En ce qui concerne la Commission professionnelle des kiosquiers, vous apportez quelques modifications. Seuls les organismes de distribution seront représentés et en ce qui concerne les syndicats des kiosquiers ils devront être agréés. Avant, il leur suffisait d'être concernés. Vous indiquez 2 représentants sans nous dire combien d'organisations peuvent prétendre à être représentées. Vous ne nous dites pas comment travaille cette Commission. Est-elle uniquement consultative ? Vote-t-elle ? Qui contrôle ? Sûrement pas le Conseil de Paris qui n'a jamais été saisi du moindre rapport.
Comme souvent, derrière ces réglementations, il y a des hommes et des femmes et vous n'en parlez pas. Combien ? A Paris on dit plus de 300, on n'a pas le chiffre exact. Quels sont vos projets ? Allez-vous en installer d'autres ? En supprimer ? Dans certaines rues de Paris, certains bas d'immeubles pourraient rendre le même service, sans pour cela encombrer les trottoirs et dans des conditions cent fois supérieures.
Voilà un sujet de réflexion.
Vous n'abordez pas les conditions de travail des kiosquiers. J'ai eu l'occasion de lire un certain nombre de correspondances entre vos services et eux. Plus technocrate, plus méprisant, tu meurs !
Qui, ici, un jour, est rentré dans un kiosque ? L'espace : c'est 50 centimètres sur 1.30 mètre pour les plus grands. Le chauffage, l'hiver, il ne faut pas y penser ! Pas de connexion d'eau ; trop cher ! Un siège ? Pas assez de place. Si vous êtes tout seul, et c'est toujours le cas puisque deux personnes n'y tiennent pas, et que vous avez un besoin naturel, la bouteille en plastique est de rigueur.
Vos services ont des rapports accablants de la Médecine du travail. Qu'en avez-vous fait ?
La presse est tellement abondante qu'il faut entre une et deux heures pour ouvrir et préparer le kiosque et autant pour le fermer si vous avez un modèle ancien et il y en a à peu près une soixantaine.
La multiplication des distributeurs de presse ne fait que multiplier les produits et vous savez fort bien que ces kiosques et leurs abords ne sont pas extensibles mais qu'importe ! D'ailleurs, le montant de la redevance devrait tenir compte de l'ancienneté du kiosque, ce qui n'est pas le cas, car si les conditions de travail sont mauvaises, elles le sont encore plus pour certains.

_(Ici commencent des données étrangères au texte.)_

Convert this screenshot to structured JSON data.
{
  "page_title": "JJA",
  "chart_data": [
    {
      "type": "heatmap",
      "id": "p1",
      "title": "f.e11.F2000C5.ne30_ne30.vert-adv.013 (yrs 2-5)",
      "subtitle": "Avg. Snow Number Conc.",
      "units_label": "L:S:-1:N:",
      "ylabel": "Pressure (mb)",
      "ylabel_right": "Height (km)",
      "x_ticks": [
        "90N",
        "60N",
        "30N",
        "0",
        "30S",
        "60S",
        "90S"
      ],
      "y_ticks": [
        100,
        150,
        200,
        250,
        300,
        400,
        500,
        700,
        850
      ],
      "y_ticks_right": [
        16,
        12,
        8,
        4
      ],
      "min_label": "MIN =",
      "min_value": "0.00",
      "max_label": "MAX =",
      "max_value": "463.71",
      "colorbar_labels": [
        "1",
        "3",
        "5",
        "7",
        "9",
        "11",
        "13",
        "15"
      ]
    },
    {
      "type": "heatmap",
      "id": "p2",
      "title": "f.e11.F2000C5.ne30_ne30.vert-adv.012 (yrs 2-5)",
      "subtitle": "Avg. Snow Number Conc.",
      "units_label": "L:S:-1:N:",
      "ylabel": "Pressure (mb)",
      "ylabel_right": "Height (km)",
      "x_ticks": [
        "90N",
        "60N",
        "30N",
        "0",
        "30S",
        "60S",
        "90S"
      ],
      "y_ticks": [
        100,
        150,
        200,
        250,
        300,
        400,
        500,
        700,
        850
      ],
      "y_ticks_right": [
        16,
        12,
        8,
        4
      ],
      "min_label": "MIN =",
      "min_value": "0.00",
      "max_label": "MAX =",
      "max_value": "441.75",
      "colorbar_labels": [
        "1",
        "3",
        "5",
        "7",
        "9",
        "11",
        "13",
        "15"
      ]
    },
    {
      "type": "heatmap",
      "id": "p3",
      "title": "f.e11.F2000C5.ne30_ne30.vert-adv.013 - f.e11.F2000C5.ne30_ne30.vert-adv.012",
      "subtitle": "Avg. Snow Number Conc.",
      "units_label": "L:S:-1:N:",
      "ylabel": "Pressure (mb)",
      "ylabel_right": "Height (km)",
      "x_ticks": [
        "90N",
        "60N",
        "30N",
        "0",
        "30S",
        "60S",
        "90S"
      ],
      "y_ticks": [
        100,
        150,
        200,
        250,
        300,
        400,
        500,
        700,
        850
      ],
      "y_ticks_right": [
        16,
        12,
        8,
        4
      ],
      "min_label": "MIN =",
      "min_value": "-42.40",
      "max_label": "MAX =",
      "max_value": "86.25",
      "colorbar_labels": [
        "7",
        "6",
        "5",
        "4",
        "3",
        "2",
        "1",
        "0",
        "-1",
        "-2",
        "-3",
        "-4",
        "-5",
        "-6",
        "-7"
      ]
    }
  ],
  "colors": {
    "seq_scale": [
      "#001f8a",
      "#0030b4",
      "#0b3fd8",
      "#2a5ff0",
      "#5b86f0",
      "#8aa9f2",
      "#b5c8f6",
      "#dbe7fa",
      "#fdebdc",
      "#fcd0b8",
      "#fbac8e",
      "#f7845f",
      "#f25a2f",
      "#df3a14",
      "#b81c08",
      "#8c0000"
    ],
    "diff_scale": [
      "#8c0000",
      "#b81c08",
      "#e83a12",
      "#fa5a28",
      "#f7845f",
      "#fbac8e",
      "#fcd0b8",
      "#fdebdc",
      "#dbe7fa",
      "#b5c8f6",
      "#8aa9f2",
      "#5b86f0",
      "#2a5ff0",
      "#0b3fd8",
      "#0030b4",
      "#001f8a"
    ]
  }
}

Je remarque que la Commission intègre un représentant de la société concessionnaire du matériel urbain, la société " A.A.P. ". Serait-il possible que cette société présente des modèles qui allient le côté pratique mais aussi l'hygiène et la sécurité, après que la Ville de Paris lui ait donné un vrai cahier des charges digne de ce nom ?
Je souhaite, Monsieur le Maire, que vous demandiez à vos services une étude sur ce sujet et qu'elle nous soit présentée.
Je voudrais ici, comme ma collègue Martine BILLARD, remercier les kiosquiers qui travaillent dans des conditions difficiles, indignes de notre Capitale, car non seulement ils nous vendent nos journaux tôt le matin et tard le soir, mais renseignent les touristes, les Parisiens, utilisent leur téléphone quand des incidents se produisent dans la rue et sont souvent des points de rencontre, de convivialité, pour les personnes âgées.
Monsieur le Maire, avec cette délibération, nous sommes loin de cette gestion plus près des Parisiens que vous nous promettez. La seule chose qui compte, c'est le taux de la redevance. Peu importe les hommes, peu importe les femmes, peu importe l'hygiène, peu importe les conditions de travail.
Nous nous abstiendrons sur cette délibération.
(Applaudissements sur les bancs du groupe socialiste).
M. Michel BULTÉ, adjoint, président. - Merci, Monsieur LE GARREC.
Je donne la parole à M. LEBEL.
M. François LEBEL, maire du 8e arrondissement. - Monsieur le Maire, les kiosques à journaux (à journaux et à autre usage commercial), ainsi que les postes fixes de crieurs de journaux sont réglementés par un arrêté municipal du 3 août 1987, lequel s'est substitué au précédent règlement de 1953.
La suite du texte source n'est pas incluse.